Our deep appreciation for weddings was incited to a fever pitch when the greatest thing ever happened on April 29th, 2011: Prince William and Kate Middleton were married. I’m going to say this with pride: in order to witness the event live we got up at 4 am and drove to The Cow (a pub in Northfield owned by an ex-pat). We wore casual dresses and beaded headbands (in place of a fascinator), and ate a breakfast of scones and hot tea. We were delighted when Kate stepped out of her car in the perfect dress, and we cheered when they were finally pronounced husband and wife. Out of genuine emotion (but probably due more to sleep deprivation), we cried a little over their kisses on the balcony. Anna immediately purchased the soundtrack to their wedding (which was available on iTunes approximately .3948 seconds after the event ended), and we smiled wistfully after listening to I Was Glad for the next few weeks. Our magazine rack in the slub house has a permanent copy of the TIME magazine dedicated to the royal wedding. The Duchess of Cambridge is our hero.
And then after we graduated, our world exploded with weddings. People our age were getting engaged left and right. The slubs went to many weddings over the summer, and always came back to Uptown with pictures and a thorough debriefing to share. For better or for worse (…Kat got a bright orange coozie as a party favor…) we evaluated everything with unfailing interest. We honestly love talking about weddings.

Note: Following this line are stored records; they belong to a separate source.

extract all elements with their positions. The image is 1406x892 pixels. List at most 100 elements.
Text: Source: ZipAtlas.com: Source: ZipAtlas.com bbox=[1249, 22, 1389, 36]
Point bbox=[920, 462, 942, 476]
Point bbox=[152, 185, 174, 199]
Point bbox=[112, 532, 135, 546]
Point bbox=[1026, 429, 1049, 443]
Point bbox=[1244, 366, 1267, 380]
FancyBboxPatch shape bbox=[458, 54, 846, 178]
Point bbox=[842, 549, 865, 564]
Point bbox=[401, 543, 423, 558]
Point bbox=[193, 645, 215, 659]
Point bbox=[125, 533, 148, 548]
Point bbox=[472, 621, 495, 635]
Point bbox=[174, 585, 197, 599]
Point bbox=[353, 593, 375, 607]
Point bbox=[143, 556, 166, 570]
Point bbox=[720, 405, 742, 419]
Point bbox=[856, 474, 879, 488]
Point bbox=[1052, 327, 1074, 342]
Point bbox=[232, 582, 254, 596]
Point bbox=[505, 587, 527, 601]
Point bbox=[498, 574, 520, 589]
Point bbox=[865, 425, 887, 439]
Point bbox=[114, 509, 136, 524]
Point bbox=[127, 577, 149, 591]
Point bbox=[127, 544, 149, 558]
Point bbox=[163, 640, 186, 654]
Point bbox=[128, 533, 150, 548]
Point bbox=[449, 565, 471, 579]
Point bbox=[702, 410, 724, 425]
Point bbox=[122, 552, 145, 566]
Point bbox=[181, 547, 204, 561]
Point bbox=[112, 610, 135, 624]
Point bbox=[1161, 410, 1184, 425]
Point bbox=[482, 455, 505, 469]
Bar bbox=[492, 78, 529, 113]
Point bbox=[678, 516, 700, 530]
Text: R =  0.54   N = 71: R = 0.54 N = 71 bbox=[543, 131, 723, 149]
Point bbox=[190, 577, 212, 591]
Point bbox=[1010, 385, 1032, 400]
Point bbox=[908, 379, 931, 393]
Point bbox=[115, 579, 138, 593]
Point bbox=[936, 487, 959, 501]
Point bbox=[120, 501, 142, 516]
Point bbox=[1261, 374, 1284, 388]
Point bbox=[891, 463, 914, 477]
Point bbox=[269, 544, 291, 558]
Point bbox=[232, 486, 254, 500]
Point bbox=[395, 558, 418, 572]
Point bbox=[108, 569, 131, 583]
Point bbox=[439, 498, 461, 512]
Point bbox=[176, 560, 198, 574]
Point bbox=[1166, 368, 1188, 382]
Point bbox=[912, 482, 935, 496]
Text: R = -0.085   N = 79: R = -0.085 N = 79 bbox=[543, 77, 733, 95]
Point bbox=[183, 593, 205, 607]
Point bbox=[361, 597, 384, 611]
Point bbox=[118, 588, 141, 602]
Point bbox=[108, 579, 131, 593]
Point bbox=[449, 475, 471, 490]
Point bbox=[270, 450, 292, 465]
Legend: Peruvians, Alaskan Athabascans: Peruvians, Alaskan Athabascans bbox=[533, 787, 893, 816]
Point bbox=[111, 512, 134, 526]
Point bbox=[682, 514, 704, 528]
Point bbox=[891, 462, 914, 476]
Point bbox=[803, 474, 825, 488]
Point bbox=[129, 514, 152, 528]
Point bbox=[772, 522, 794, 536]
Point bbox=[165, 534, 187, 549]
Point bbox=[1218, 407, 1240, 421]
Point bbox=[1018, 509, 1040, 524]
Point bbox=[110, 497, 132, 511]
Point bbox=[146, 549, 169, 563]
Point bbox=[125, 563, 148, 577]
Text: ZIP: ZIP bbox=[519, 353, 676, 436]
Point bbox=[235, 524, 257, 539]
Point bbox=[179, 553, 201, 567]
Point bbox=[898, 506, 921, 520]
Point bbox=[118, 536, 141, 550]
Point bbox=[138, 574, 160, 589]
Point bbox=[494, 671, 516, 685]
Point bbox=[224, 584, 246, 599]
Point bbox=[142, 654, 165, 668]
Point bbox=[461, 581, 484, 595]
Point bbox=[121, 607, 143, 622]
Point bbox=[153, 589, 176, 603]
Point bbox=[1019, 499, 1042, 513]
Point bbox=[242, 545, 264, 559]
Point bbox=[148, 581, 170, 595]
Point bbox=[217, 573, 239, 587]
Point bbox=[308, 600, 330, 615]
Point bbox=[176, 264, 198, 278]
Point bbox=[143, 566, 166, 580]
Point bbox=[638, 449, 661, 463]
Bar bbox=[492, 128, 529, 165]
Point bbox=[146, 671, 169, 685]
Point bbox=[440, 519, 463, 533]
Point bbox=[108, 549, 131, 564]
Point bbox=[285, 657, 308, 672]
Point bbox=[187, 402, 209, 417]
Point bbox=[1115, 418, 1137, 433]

Where does our obsession stem from? Certainly, the stigma that ‘every girl dreams of her wedding from the time she can walk until The Big Day’ seems to hold true, in our case. But surely our feelings go beyond simply confirming a stereotype. If the slubs are anything, it’s feminist-leaning; we have been blessed with the type of education that lets us continually question traditional roles and boundaries, and to redefine our notion of the world as women of the 21st century. In that case, is it wrong to fantasize? Are we taking a giant step backwards in appreciating the royal wedding like we do? (No.) Are we just frivolous girls with silly notions about love and commitment?
I’d like to think not.
In their purest form, weddings are occasions for joy. They are a celebration of the affection between two individuals who love each other. They are a gathering for friends and family, who share in this love and freely give of their own. In a fickle and ever-changing world, weddings represent a declaration of commitment to another individual. I know many marriages don’t last, and commitment can be difficult – if not impossible – to maintain. But the hype surrounding those few beautiful hours of the wedding day does, I believe, convey sentiments of steadfast love and friendship. Look at the faces of the bride and groom on the day, radiant with delight (ideally, at least). Listen to the laughter of friends and family as they share stories about the couple and reminisce about their own relationships. Watch as tears of happiness come from nearly every wedding-goer as the newlyweds embrace for their first dance.
There’s enough pain in the world that we shouldn’t dare belittle those occasions that bring us true joy. The royal wedding did this for millions of women and men around the world. And local weddings bring those feelings to my roommates and me whenever we think about, discuss, or attend a wedding ourselves. It isn’t silly to love weddings – it’s a direct response to our natural human tendency to gravitate towards beauty.
So the wedding fantasy will continue to live on in the slub house. Laura and Nora got a much needed dose this weekend, and Shannon will be engrossed in the processional a little over a year from now as the co-maid of honor for her best friend (shout out to the soon-to-be Mrs. Caitlin Lyon). Until the next wedding, we will discuss, debate, and plan the best possible wedding for ourselves – and continue to sloppy cry at the happiness of the newly wed couples in our lives.